To this point, authors in this Roundtable have expressed markedly different levels of enthusiasm for international fuel banks. Ramamurti Rajaraman has generally supported the idea of fuel banks. Khaled Toukan and I, while not dismissing the facilities, have focused considerable attention on our reservations about them. On four major issues, however, the Roundtable authors have largely agreed.
First, none of the authors questions that fuel banks, working as they are designed to work, would be useful for some developing countries. Nations that choose to develop nuclear power sectors without developing an enrichment capacity could only benefit from reliable access to emergency supplies of low-enriched uranium, as long as they face no pressure to renounce their rights under the Nuclear Non-Proliferation Treaty.
Second, none of the authors disputes the idea that the two fuel-bank initiatives associated with the International Atomic Energy Agency (IAEA) deserve a chance to demonstrate how they will work in practice. Then again, the authors' third point of agreement is that significant doubts surround fuel-bank initiatives in the developing world, no matter how potentially useful the initiatives might seem. Therefore, in my view, many in the developing world will not place their full confidence in fuel banks without proof that they will operate as designed. The developing world's doubts, of course, are related to the fourth issue on which the authors agree -- that the proliferation concerns of some nuclear weapon states and nuclear supplier states have provided the main motivation for establishing fuel banks.
Rajaraman, discussing this final point in his second essay, argues that the "principle behind nonproliferation may be asymmetric and unfair, but this unfairness should not be used as an ideological instrument that allows fuel banks to be opposed in toto." I do not disagree, but at the same time I find it difficult to embrace fuel banks completely. I acknowledge that some nations with nuclear power programs might benefit from fuel banks. But I question whether emerging nuclear nations can avoid suspicions that they intend to proliferate -- even if they maintain good records on nonproliferation and elect to rely on a fuel bank for emergency supplies of nuclear fuel. Gaining developed-world trust, I fear, could ultimately depend on renouncing enrichment. Indeed, many in the developing world look at the "gold standard" established in the nuclear cooperation agreement between the United States and the United Arab Emirates and suspect that the United States would like to enforce fuel-cycle restrictions on a broad range of developing countries.

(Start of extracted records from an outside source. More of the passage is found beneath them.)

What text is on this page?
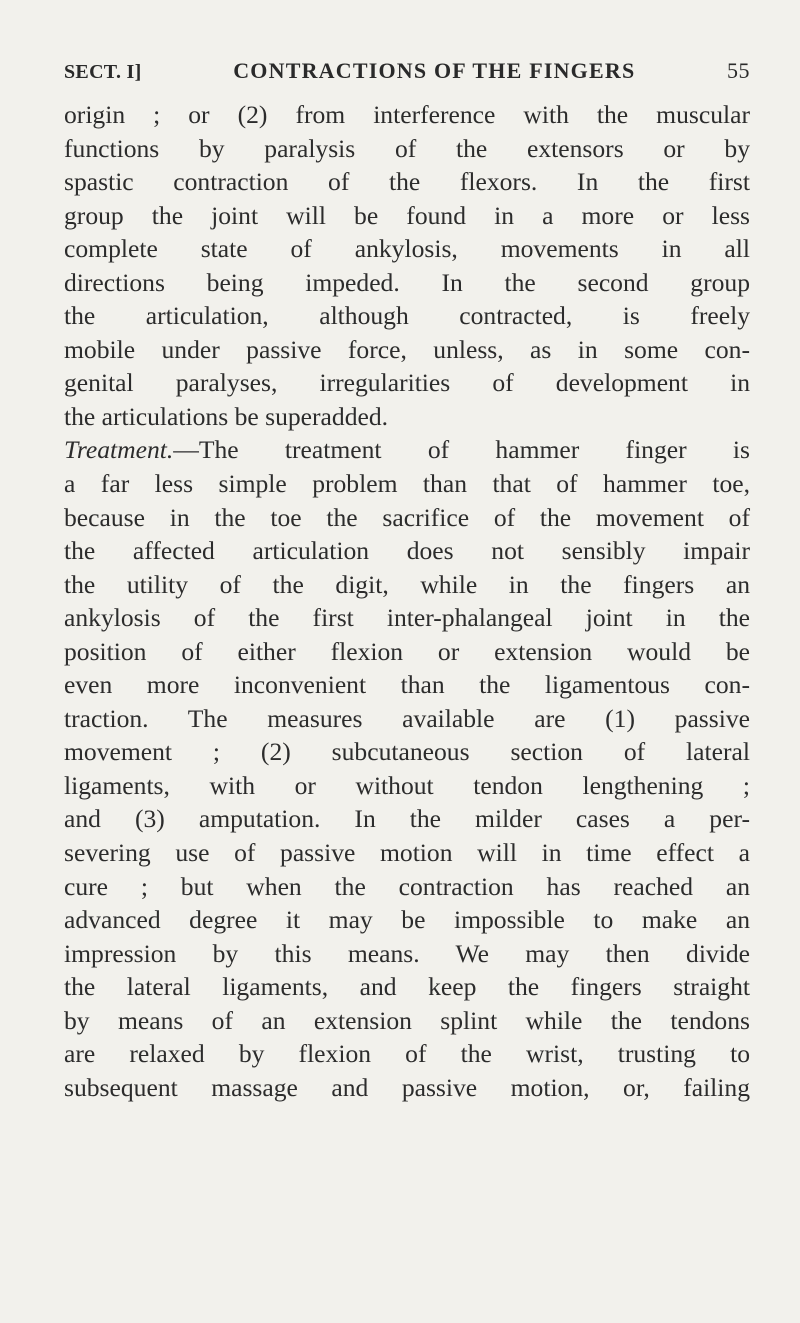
SECT. I]	CONTRACTIONS OF THE FINGERS	55
origin ; or (2) from interference with the muscular
functions by paralysis of the extensors or by
spastic contraction of the flexors. In the first
group the joint will be found in a more or less
complete state of ankylosis, movements in all
directions being impeded. In the second group
the articulation, although contracted, is freely
mobile under passive force, unless, as in some con-
genital paralyses, irregularities of development in
the articulations be superadded.
Treatment.—The treatment of hammer finger is
a far less simple problem than that of hammer toe,
because in the toe the sacrifice of the movement of
the affected articulation does not sensibly impair
the utility of the digit, while in the fingers an
ankylosis of the first inter-phalangeal joint in the
position of either flexion or extension would be
even more inconvenient than the ligamentous con-
traction. The measures available are (1) passive
movement ; (2) subcutaneous section of lateral
ligaments, with or without tendon lengthening ;
and (3) amputation. In the milder cases a per-
severing use of passive motion will in time effect a
cure ; but when the contraction has reached an
advanced degree it may be impossible to make an
impression by this means. We may then divide
the lateral ligaments, and keep the fingers straight
by means of an extension splint while the tendons
are relaxed by flexion of the wrist, trusting to
subsequent massage and passive motion, or, failing
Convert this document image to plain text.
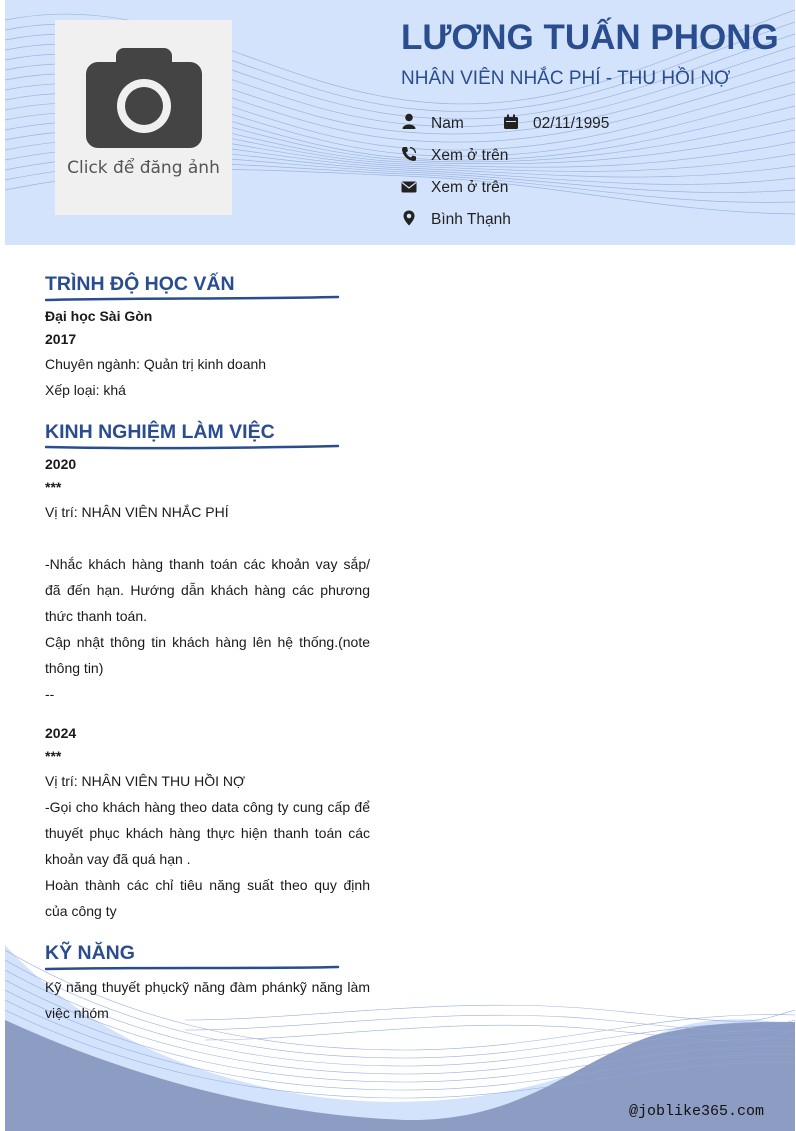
Click để đăng ảnh
LƯƠNG TUẤN PHONG
NHÂN VIÊN NHẮC PHÍ - THU HỒI NỢ
Nam	02/11/1995
Xem ở trên
Xem ở trên
Bình Thạnh
TRÌNH ĐỘ HỌC VẤN
Đại học Sài Gòn
2017
Chuyên ngành: Quản trị kinh doanh
Xếp loại: khá
KINH NGHIỆM LÀM VIỆC
2020
***
Vị trí: NHÂN VIÊN NHẮC PHÍ
-Nhắc khách hàng thanh toán các khoản vay sắp/ đã đến hạn. Hướng dẫn khách hàng các phương thức thanh toán.
Cập nhật thông tin khách hàng lên hệ thống.(note thông tin)
--
2024
***
Vị trí: NHÂN VIÊN THU HỒI NỢ
-Gọi cho khách hàng theo data công ty cung cấp để thuyết phục khách hàng thực hiện thanh toán các khoản vay đã quá hạn .
Hoàn thành các chỉ tiêu năng suất theo quy định của công ty
KỸ NĂNG
Kỹ năng thuyết phụckỹ năng đàm phánkỹ năng làm việc nhóm
@joblike365.com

The IAEA, as Rajaraman points out, offers quite explicit assurances that the establishment of fuel banks is not to diminish nations' rights regarding the fuel cycle. Rajaraman is correct that these assurances could hardly be stronger. But it is not the agency's intentions, seriousness, or management capacity that I question. Rather, I question whether the agency can maintain its independence if powerful nations exert pressure on it. Toukan questions this as well, and the series of valid questions that he presents in his second essay encapsulates many of the developing world's anxieties and suspicions.
A final point regarding Rajaraman's second essay: He notes an agency assurance that "the availability of fuel will not be influenced by the geopolitical relationship between customer states and the state on whose soil the fuel bank is located." I would remark that a customer nation, in order to be refused a supply, need not experience political problems with a fuel bank's host country; difficulties arising between the customer nation and a third party could result in a supply disruption as well.
I genuinely believe that international fuel bank initiatives can succeed -- as long as all parties approach the project in a spirit of fairness and transparency, with no political bargaining going on behind the scenes. Absent this spirit of fairness, the initiatives will fail. After all, the fuel stored at these facilities will prove useless unless potential customer nations can feel confident that emergency supplies of fuel will in fact be provided if the need for them ever arises.